Pathways Out
NCAA Eligibility After 2025: The New Rules
For decades, CHL players were ineligible for NCAA Division I hockey. That changed in 2025, and the recruiting market has not been the same since.
Until 2025, playing a single major junior game was enough to lose NCAA Division I hockey eligibility, because the CHL was classified as a professional league for NCAA purposes. In November 2024, the NCAA Division I Council approved a rule change.
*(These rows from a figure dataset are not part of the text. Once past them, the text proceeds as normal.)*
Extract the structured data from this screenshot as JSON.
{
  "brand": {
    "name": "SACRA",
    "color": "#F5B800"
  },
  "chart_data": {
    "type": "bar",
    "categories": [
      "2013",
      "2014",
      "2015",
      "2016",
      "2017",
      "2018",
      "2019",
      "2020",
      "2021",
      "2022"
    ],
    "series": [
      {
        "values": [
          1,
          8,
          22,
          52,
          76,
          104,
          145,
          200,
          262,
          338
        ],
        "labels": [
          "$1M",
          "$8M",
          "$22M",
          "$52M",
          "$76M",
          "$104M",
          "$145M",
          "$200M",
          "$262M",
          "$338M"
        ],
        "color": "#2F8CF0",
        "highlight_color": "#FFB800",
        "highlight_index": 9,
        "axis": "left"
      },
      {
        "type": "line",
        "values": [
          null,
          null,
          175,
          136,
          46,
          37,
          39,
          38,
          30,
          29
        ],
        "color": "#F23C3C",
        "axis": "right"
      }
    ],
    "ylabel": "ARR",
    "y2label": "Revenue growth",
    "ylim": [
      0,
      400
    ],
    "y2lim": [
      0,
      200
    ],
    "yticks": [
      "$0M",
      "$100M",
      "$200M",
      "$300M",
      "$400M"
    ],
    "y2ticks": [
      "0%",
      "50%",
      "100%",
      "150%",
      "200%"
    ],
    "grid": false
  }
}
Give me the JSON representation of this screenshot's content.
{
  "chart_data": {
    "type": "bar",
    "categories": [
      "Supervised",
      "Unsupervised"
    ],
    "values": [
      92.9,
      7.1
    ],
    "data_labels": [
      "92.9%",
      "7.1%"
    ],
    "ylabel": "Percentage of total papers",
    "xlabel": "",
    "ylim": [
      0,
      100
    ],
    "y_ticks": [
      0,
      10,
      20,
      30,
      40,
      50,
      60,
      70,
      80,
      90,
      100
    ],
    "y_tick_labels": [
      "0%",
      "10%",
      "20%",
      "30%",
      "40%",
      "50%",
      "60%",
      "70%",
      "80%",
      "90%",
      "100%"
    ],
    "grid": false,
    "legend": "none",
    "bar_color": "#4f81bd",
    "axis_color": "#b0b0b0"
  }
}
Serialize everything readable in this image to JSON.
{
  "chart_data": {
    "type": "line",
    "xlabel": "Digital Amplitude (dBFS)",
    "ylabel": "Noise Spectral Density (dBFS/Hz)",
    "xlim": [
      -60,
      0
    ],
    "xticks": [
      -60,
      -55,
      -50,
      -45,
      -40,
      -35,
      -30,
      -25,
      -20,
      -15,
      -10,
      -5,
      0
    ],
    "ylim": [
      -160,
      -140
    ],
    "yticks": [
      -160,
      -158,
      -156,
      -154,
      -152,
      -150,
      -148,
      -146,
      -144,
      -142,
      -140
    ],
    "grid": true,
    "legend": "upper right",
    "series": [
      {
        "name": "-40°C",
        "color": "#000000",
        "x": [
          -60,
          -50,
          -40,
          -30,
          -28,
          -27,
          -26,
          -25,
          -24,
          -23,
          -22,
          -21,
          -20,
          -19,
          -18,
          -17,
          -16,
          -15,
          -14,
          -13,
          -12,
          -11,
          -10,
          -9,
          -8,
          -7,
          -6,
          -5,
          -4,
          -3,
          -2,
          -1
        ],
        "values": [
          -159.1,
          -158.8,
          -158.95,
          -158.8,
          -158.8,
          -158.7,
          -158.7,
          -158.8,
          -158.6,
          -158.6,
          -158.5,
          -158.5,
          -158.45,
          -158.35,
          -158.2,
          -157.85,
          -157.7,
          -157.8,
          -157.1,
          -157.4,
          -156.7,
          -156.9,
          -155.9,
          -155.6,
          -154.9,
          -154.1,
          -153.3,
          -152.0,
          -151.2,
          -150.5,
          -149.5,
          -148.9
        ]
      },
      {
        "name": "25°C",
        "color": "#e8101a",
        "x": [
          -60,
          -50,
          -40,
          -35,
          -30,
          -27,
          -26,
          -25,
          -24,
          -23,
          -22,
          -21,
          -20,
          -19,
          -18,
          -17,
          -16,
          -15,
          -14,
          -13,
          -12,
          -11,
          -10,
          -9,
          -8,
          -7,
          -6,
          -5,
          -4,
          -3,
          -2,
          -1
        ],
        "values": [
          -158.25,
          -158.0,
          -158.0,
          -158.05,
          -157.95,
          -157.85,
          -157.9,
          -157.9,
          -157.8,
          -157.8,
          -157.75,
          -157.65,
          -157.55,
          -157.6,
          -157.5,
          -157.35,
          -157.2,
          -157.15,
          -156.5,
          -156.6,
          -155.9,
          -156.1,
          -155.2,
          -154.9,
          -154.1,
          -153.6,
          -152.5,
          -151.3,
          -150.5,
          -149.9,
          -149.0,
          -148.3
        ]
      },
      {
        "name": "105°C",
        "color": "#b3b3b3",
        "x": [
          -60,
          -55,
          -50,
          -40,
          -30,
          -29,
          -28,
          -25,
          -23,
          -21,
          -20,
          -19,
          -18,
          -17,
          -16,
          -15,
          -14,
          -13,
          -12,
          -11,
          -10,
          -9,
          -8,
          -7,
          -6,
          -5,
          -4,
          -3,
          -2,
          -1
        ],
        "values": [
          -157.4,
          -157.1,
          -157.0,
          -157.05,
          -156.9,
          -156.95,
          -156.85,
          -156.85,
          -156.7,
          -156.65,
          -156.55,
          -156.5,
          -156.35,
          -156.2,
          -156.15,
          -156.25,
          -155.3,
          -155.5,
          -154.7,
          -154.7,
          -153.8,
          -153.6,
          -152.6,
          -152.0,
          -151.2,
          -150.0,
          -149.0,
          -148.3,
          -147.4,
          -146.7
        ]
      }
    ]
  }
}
Beginning August 1, 2025, CHL experience no longer ends NCAA eligibility.
What changed
- CHL players can now commit to and enroll in NCAA Division I men's hockey programs.
- Time spent in the CHL does not count against NCAA eligibility years on its own.
- Players who previously could only choose one path can now move between them in either direction.
What did not change
Players who sign an NHL contract or who play in a recognized professional league still lose NCAA eligibility. The eligibility clock and amateurism rules still apply. Specifics around how CHL benefits (such as the scholarship package or stipends) interact with NCAA amateurism are still being settled and continue to evolve.
Note: the rule change applies to NCAA Division I men's hockey only. NCAA Division III still treats CHL participation as professionalization, so a player who plays a CHL game remains ineligible for NCAA Division III hockey.
What it means in practice
Expect more 19- and 20-year-old players moving from major junior to the NCAA, more NCAA programs scouting CHL games heavily, and more 16-year-old prospects choosing between paths with full knowledge that they can change later. The recruiting market is more fluid than it has been in 40 years.
Tip
Anything you read about NCAA-CHL eligibility written before 2025 is now out of date. Check the date on any source.